When Dan was small, I got interested in sewing. I now sew
clothes for my granddaughters, quilts, etc. To do this, I need cloth. So I
carry a tape measure. It’s a wee, little thing that lives in the bottom of my
purse. I whip it out whenever I come across a cloth fragment on sale to see if
it will fit my current quilting project – whichever one that is.
So this round little metal disc housing the tape itself
has been my constant companion for many years. Today I decided to use it to
measure the grass. Yes, folks, the grass.
Dan had asked me yesterday to go to paddock #2 (where the
steers are) and see if the grass was too short and if it was to move the steers
to paddock #4. Now I don’t know what ‘too short’ means to Dan, or even to me.
So I decided to measure it and report back to Dan for the definitive answer.
I went down into the garage to don my poor, bedraggled
purple wellies. Constant farm use has taken its toll and my wellies are
cracked, split and no longer waterproof. But they are all I have. I put out a hand
to steady myself as I slip into the boot and touch a nice, big metal tape
measure. Aha, I thought. Just the thing. I can drop it to the ground to measure
and not have to hold my cloth tape in the wet, muddy grass.
So off I go. Through paddock #4 and into paddock #3. When
I approach paddock #2 even I can tell that the grass is pretty well cropped
down. But I measure just to make sure. It’s about 13 mm. So I set about opening
the gates through which to usher the steers.
But the gate between #4 and #3 won’t stay open. So I get
out my trusty old friend, the wee tape measure, and loop it loosely over the
gate and the fence to hold the gate open. Then off I trot to open the gate
between #2 and #3. Oh, did I remember to tell you that it has rained like crazy
for days. Well, it has. And the paddocks are potholed mud pools. My porous
wellies squelch through the mud and occasionally I have to bend down and pull
my foot and boot up through the mud which seems to have become infatuated with
my purple boots and wants them to stay.
I find the steers and try to urge them to come to the
nice fresh grass but no dice. I give up and retrace my steps back into paddock
#3. At this point 3 of the steers decide to join me and trot obediently into
#4. Another one stops dead in the gateway and begins eating. The last bellows mournfully
and again can’t figure out how to get through a gate.

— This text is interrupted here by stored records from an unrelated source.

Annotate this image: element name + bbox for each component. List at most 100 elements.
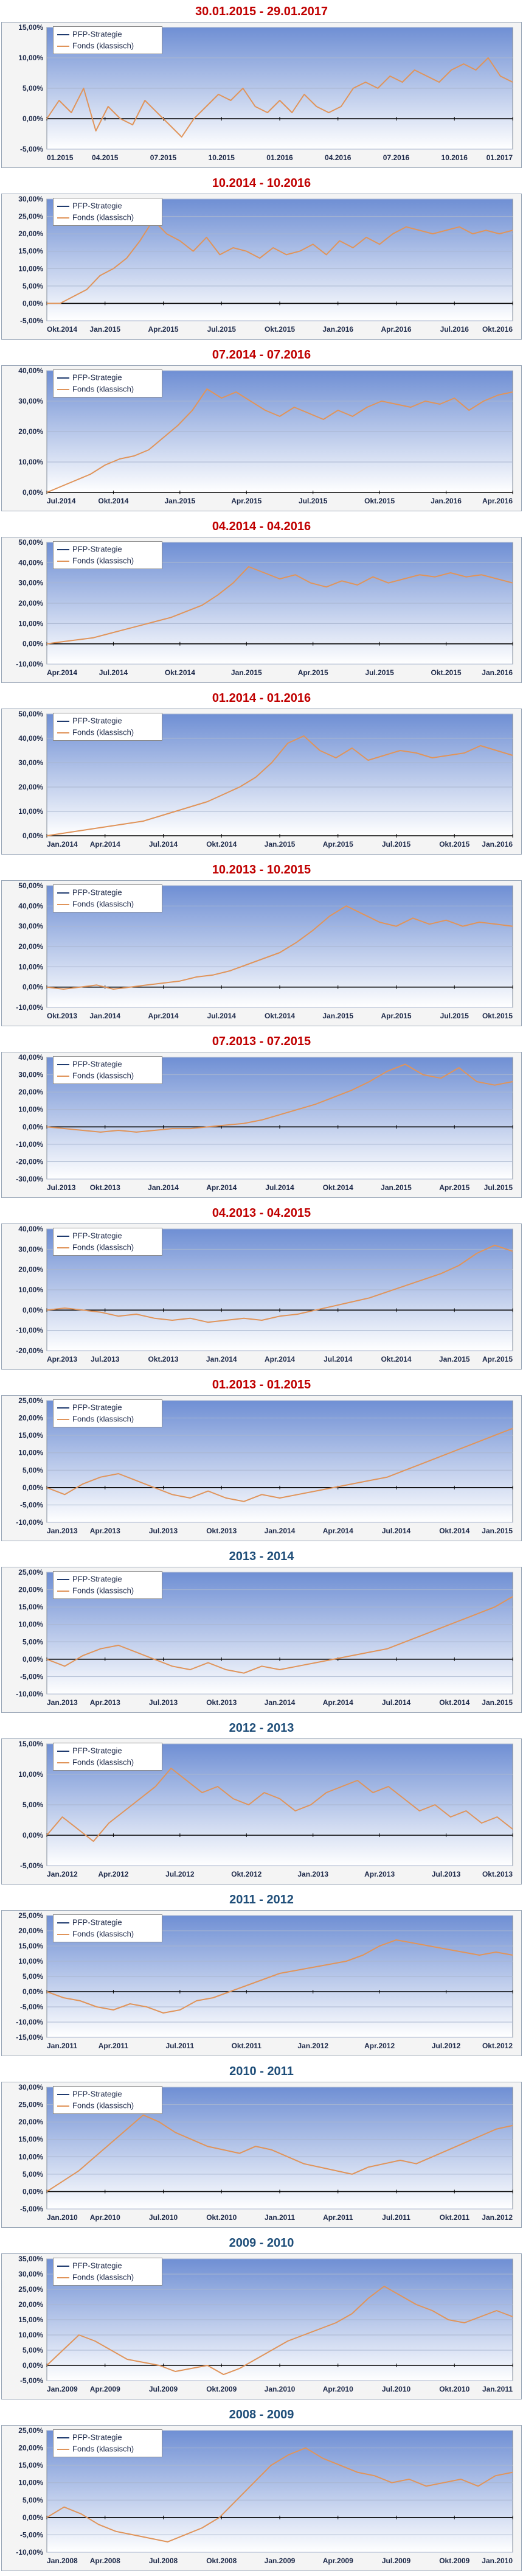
y-tick-label: 30,00%	[18, 758, 43, 767]
legend-item-fonds: Fonds (klassisch)	[57, 727, 134, 738]
y-tick-label: 5,00%	[23, 1466, 43, 1474]
y-tick-label: -30,00%	[16, 1175, 43, 1183]
legend-item-fonds: Fonds (klassisch)	[57, 383, 134, 394]
y-tick-label: -5,00%	[20, 317, 43, 325]
x-tick-label: Okt.2015	[482, 1012, 513, 1020]
y-tick-label: 25,00%	[18, 1568, 43, 1577]
y-tick-label: -10,00%	[16, 2018, 43, 2026]
chart-legend: PFP-Strategie Fonds (klassisch)	[53, 1571, 162, 1599]
x-tick-label: Jan.2010	[265, 2385, 296, 2393]
legend-label-fonds: Fonds (klassisch)	[72, 727, 134, 737]
y-tick-label: 25,00%	[18, 1911, 43, 1920]
chart-title: 01.2014 - 01.2016	[212, 691, 311, 705]
legend-label-fonds: Fonds (klassisch)	[72, 41, 134, 51]
legend-swatch-fonds	[57, 1247, 69, 1248]
chart-svg: -5,00% 0,00% 5,00% 10,00% 15,00% 01.2015 04.20…	[18, 23, 513, 162]
x-tick-label: Jan.2014	[47, 840, 78, 849]
x-tick-label: Jan.2012	[482, 2213, 513, 2222]
x-tick-label: Okt.2014	[439, 1698, 469, 1707]
series-line-fonds	[46, 2286, 513, 2375]
x-tick-label: Apr.2009	[90, 2385, 120, 2393]
x-tick-label: Jul.2014	[324, 1355, 353, 1363]
x-tick-label: Okt.2014	[47, 325, 77, 334]
x-tick-label: Jul.2014	[207, 1012, 237, 1020]
series-line-fonds	[46, 1427, 513, 1502]
chart-frame: -5,00% 0,00% 5,00% 10,00% 15,00% 01.2015 04.20…	[1, 22, 522, 168]
chart-legend: PFP-Strategie Fonds (klassisch)	[53, 1399, 162, 1427]
x-tick-label: Jul.2014	[47, 497, 76, 505]
y-tick-label: 20,00%	[18, 2300, 43, 2309]
legend-swatch-fonds	[57, 45, 69, 47]
legend-swatch-strategy	[57, 1407, 69, 1409]
x-tick-label: Jan.2009	[265, 2557, 296, 2565]
y-tick-label: 50,00%	[18, 538, 43, 547]
legend-label-fonds: Fonds (klassisch)	[72, 1929, 134, 1939]
x-tick-label: Okt.2011	[440, 2213, 470, 2222]
y-tick-label: 20,00%	[18, 1265, 43, 1274]
legend-swatch-strategy	[57, 1922, 69, 1923]
x-tick-label: Jan.2009	[47, 2385, 78, 2393]
legend-item-strategy: PFP-Strategie	[57, 1402, 122, 1413]
chart-frame: 0,00% 10,00% 20,00% 30,00% 40,00% 50,00% Jan.2…	[1, 709, 522, 855]
x-tick-label: Jan.2011	[47, 2042, 77, 2050]
x-tick-label: Jul.2014	[149, 840, 178, 849]
legend-label-strategy: PFP-Strategie	[72, 1059, 122, 1069]
y-tick-label: 15,00%	[18, 2135, 43, 2144]
chart-frame: -10,00% -5,00% 0,00% 5,00% 10,00% 15,00% 20,00…	[1, 2425, 522, 2571]
legend-swatch-strategy	[57, 1750, 69, 1752]
y-tick-label: 10,00%	[18, 54, 43, 62]
x-tick-label: Okt.2010	[439, 2385, 469, 2393]
series-line-fonds	[46, 566, 513, 645]
y-tick-label: -20,00%	[16, 1157, 43, 1166]
legend-swatch-fonds	[57, 903, 69, 905]
x-tick-label: Apr.2015	[323, 840, 353, 849]
y-tick-label: 10,00%	[18, 619, 43, 628]
legend-item-fonds: Fonds (klassisch)	[57, 212, 134, 223]
legend-swatch-fonds	[57, 2277, 69, 2278]
legend-item-fonds: Fonds (klassisch)	[57, 1070, 134, 1081]
x-tick-label: Jan.2010	[482, 2557, 513, 2565]
chart-panel: 07.2013 - 07.2015 -30,00% -20,00% -10,00% 0,…	[0, 1030, 523, 1202]
chart-title: 07.2013 - 07.2015	[212, 1035, 311, 1048]
x-tick-label: Apr.2014	[90, 840, 120, 849]
x-tick-label: 07.2015	[150, 153, 177, 162]
y-tick-label: 20,00%	[18, 2118, 43, 2126]
chart-title: 10.2013 - 10.2015	[212, 863, 311, 877]
chart-legend: PFP-Strategie Fonds (klassisch)	[53, 884, 162, 912]
chart-title: 10.2014 - 10.2016	[212, 177, 311, 190]
x-tick-label: Apr.2009	[323, 2557, 353, 2565]
y-tick-label: -5,00%	[20, 145, 43, 153]
chart-frame: -10,00% 0,00% 10,00% 20,00% 30,00% 40,00% 50,0…	[1, 880, 522, 1026]
legend-swatch-fonds	[57, 1933, 69, 1935]
y-tick-label: 15,00%	[18, 1431, 43, 1440]
legend-swatch-fonds	[57, 1418, 69, 1420]
legend-swatch-strategy	[57, 720, 69, 722]
x-tick-label: Okt.2015	[439, 840, 469, 849]
legend-swatch-strategy	[57, 205, 69, 207]
chart-legend: PFP-Strategie Fonds (klassisch)	[53, 2429, 162, 2457]
series-line-fonds	[46, 735, 513, 836]
chart-panel: 04.2013 - 04.2015 -20,00% -10,00% 0,00% 10,0…	[0, 1202, 523, 1373]
x-tick-label: Apr.2014	[47, 668, 77, 677]
chart-frame: -10,00% -5,00% 0,00% 5,00% 10,00% 15,00% 20,00…	[1, 1395, 522, 1541]
y-tick-label: -10,00%	[16, 1690, 43, 1698]
y-tick-label: -15,00%	[16, 2033, 43, 2042]
x-tick-label: Jul.2013	[149, 1698, 178, 1707]
x-tick-label: Jan.2014	[206, 1355, 237, 1363]
y-tick-label: 25,00%	[18, 2101, 43, 2109]
legend-swatch-strategy	[57, 33, 69, 35]
y-tick-label: -5,00%	[20, 2376, 43, 2385]
y-tick-label: 30,00%	[18, 2270, 43, 2278]
x-tick-label: Jan.2015	[381, 1183, 412, 1192]
x-tick-label: Okt.2009	[206, 2385, 237, 2393]
y-tick-label: 20,00%	[18, 229, 43, 238]
y-tick-label: 10,00%	[18, 1770, 43, 1779]
x-tick-label: Apr.2015	[482, 1355, 513, 1363]
legend-item-strategy: PFP-Strategie	[57, 372, 122, 383]
y-tick-label: -20,00%	[16, 1346, 43, 1355]
chart-frame: 0,00% 10,00% 20,00% 30,00% 40,00% Jul.2014 Okt…	[1, 365, 522, 511]
chart-svg: -30,00% -20,00% -10,00% 0,00% 10,00% 20,00% 30…	[16, 1053, 513, 1192]
legend-label-strategy: PFP-Strategie	[72, 1746, 122, 1755]
x-tick-label: Apr.2015	[298, 668, 328, 677]
y-tick-label: 40,00%	[18, 1225, 43, 1233]
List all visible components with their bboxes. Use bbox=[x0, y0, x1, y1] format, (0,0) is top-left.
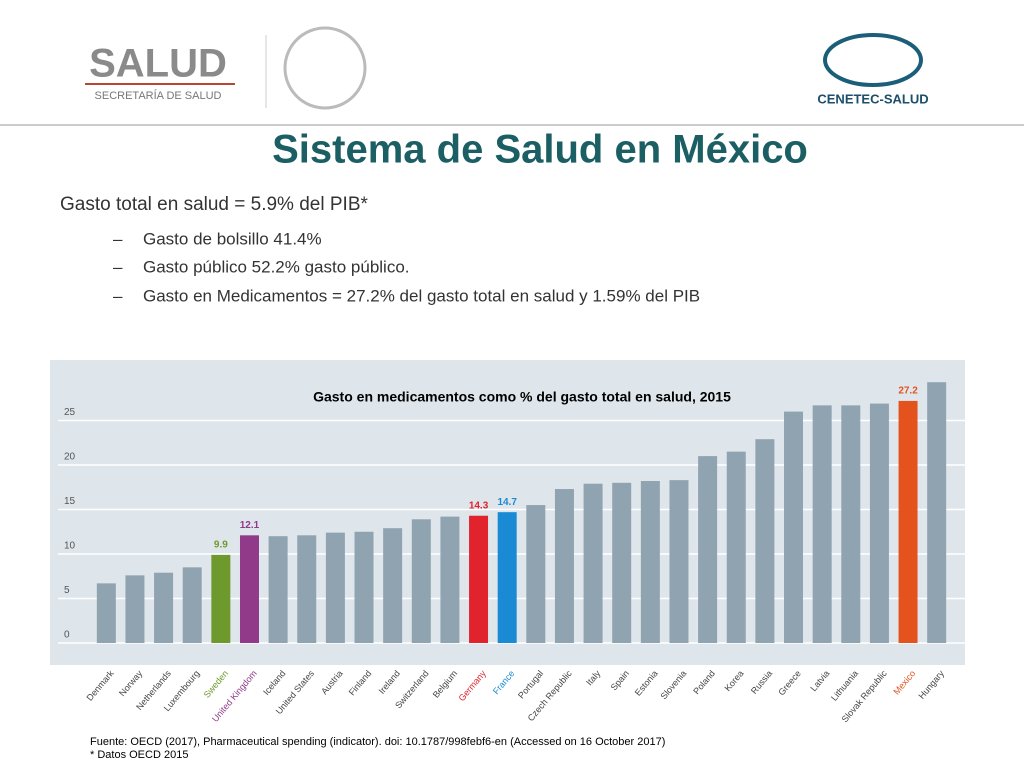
bar bbox=[354, 531, 374, 643]
logo-left: SALUD bbox=[89, 42, 227, 86]
x-tick-label: Iceland bbox=[261, 668, 287, 697]
bullet-marker: – bbox=[113, 229, 123, 248]
x-tick-label: Estonia bbox=[633, 668, 660, 697]
y-tick-label: 25 bbox=[64, 407, 76, 418]
x-tick-label: Latvia bbox=[808, 668, 831, 693]
bar bbox=[469, 515, 489, 643]
value-label: 12.1 bbox=[240, 520, 260, 531]
bar bbox=[898, 400, 918, 643]
x-tick-label: Greece bbox=[776, 668, 803, 697]
x-tick-label: Mexico bbox=[891, 668, 917, 696]
bar bbox=[325, 532, 345, 643]
bar bbox=[268, 536, 288, 643]
x-tick-label: Poland bbox=[691, 668, 717, 696]
bullet: Gasto en Medicamentos = 27.2% del gasto … bbox=[143, 286, 700, 305]
bar bbox=[125, 575, 145, 643]
x-tick-label: Italy bbox=[584, 668, 603, 687]
x-tick-label: Austria bbox=[319, 668, 345, 696]
bullet: Gasto de bolsillo 41.4% bbox=[143, 229, 322, 248]
headline: Gasto total en salud = 5.9% del PIB* bbox=[60, 194, 368, 215]
seal bbox=[283, 26, 367, 110]
bar bbox=[154, 572, 174, 643]
x-tick-label: Norway bbox=[117, 668, 145, 698]
bullet-marker: – bbox=[113, 286, 123, 305]
bar bbox=[812, 405, 832, 643]
bar bbox=[841, 405, 861, 643]
bar bbox=[726, 451, 746, 643]
value-label: 27.2 bbox=[898, 386, 918, 397]
x-tick-label: Korea bbox=[722, 668, 745, 693]
y-tick-label: 0 bbox=[64, 630, 70, 641]
value-label: 14.7 bbox=[497, 497, 517, 508]
x-tick-label: Slovenia bbox=[658, 668, 688, 701]
bar bbox=[698, 456, 718, 643]
source: Fuente: OECD (2017), Pharmaceutical spen… bbox=[90, 736, 665, 748]
bar bbox=[784, 411, 804, 643]
y-tick-label: 20 bbox=[64, 452, 76, 463]
bar bbox=[297, 535, 317, 643]
value-label: 14.3 bbox=[469, 500, 489, 511]
x-tick-label: Hungary bbox=[916, 668, 946, 701]
logo-right: CENETEC-SALUD bbox=[817, 91, 928, 106]
x-tick-label: Belgium bbox=[431, 668, 460, 699]
bar bbox=[669, 480, 689, 643]
bar bbox=[869, 403, 889, 643]
bar bbox=[182, 567, 202, 643]
bullet-marker: – bbox=[113, 257, 123, 276]
x-tick-label: Denmark bbox=[85, 668, 116, 703]
bar bbox=[612, 482, 632, 643]
bar bbox=[526, 505, 546, 643]
bar bbox=[755, 439, 775, 643]
x-tick-label: Spain bbox=[609, 668, 631, 692]
x-tick-label: Russia bbox=[749, 668, 774, 696]
x-tick-label: Finland bbox=[347, 668, 374, 697]
bar bbox=[497, 512, 517, 643]
bar bbox=[411, 519, 431, 643]
x-tick-label: France bbox=[491, 668, 517, 696]
x-tick-label: Sweden bbox=[202, 668, 231, 699]
bar bbox=[383, 528, 403, 643]
note: * Datos OECD 2015 bbox=[90, 749, 188, 761]
value-label: 9.9 bbox=[214, 540, 228, 551]
logo-left-sub: SECRETARÍA DE SALUD bbox=[95, 89, 222, 102]
x-tick-label: Ireland bbox=[377, 668, 402, 696]
y-tick-label: 10 bbox=[64, 541, 76, 552]
x-tick-label: Germany bbox=[456, 668, 488, 703]
bar bbox=[554, 489, 574, 643]
y-tick-label: 5 bbox=[64, 585, 70, 596]
logo-right-icon bbox=[823, 33, 923, 87]
x-tick-label: Portugal bbox=[516, 668, 545, 700]
bar bbox=[640, 481, 660, 643]
chart-title: Gasto en medicamentos como % del gasto t… bbox=[313, 389, 731, 405]
bar bbox=[96, 583, 116, 643]
bar bbox=[440, 516, 460, 643]
bullet: Gasto público 52.2% gasto público. bbox=[143, 257, 410, 276]
bar bbox=[239, 535, 259, 643]
y-tick-label: 15 bbox=[64, 496, 76, 507]
bar bbox=[583, 483, 603, 643]
bar bbox=[211, 554, 231, 643]
bar bbox=[927, 382, 947, 643]
slide-title: Sistema de Salud en México bbox=[272, 128, 808, 172]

I go back to help him but before I can get there, he
spies my tape measure. And starts eating it!! Visions of having killed my first
cow flash through my head. Then I begin postulating my explanations for the vet
and more importantly, for Dan. “Well, you see, it was this way.” Since I can’t
come up with a reasonable scenario, I take off after the steer who has
playfully clumped his way halfway down paddock #2.
I alternate between slipping in the mud, pulling my boots
out of the mud, and trying to get close enough to the steer to pull the tape
measure out of his mouth. Luckily for me, the metal disc is the end that is not in the mouth. I
get closer and closer. The steer looks up, sees me and scampers off again.
Finally, he starts rubbing his head against the fence and the tape gets tangled
in the wire. He leaves and I grab the soggy remains of my long time companion.
But I’m not out of the woods yet. The steer in the
gateway decides to come see what all the fuss is about and has re-entered
paddock #2. Thankfully, the last steer wanders off in the right direction and
the explorer follows. I eventually manage to get all 5 into #4 and then retrace
my steps to shut all the gates.
Now all I have to do is traverse #4 to the gate to the
road, go back to the house, and clean all the mud off my clothes (I am pure mud
from knee to boot and beyond). Oops, not yet. The herd has decided to
congregate right in my path. I don’t care. I stomp up to them and they run up
the hill away from me. Fine by me! But then they follow me, and slipping in the
mud, scramble halfway down the hillside and come charging mere inches from me.
I figure I have had it and am just beginning to cover my
head and roll in a ball when, with Herculean strength, the steers dig deep into
the mud and propel themselves up the hill again. Believe it or not, they repeat
this process twice before I manage to escape. That will teach me to tick off
cows that outweigh me 10 to 1. Okay, 5 to 1.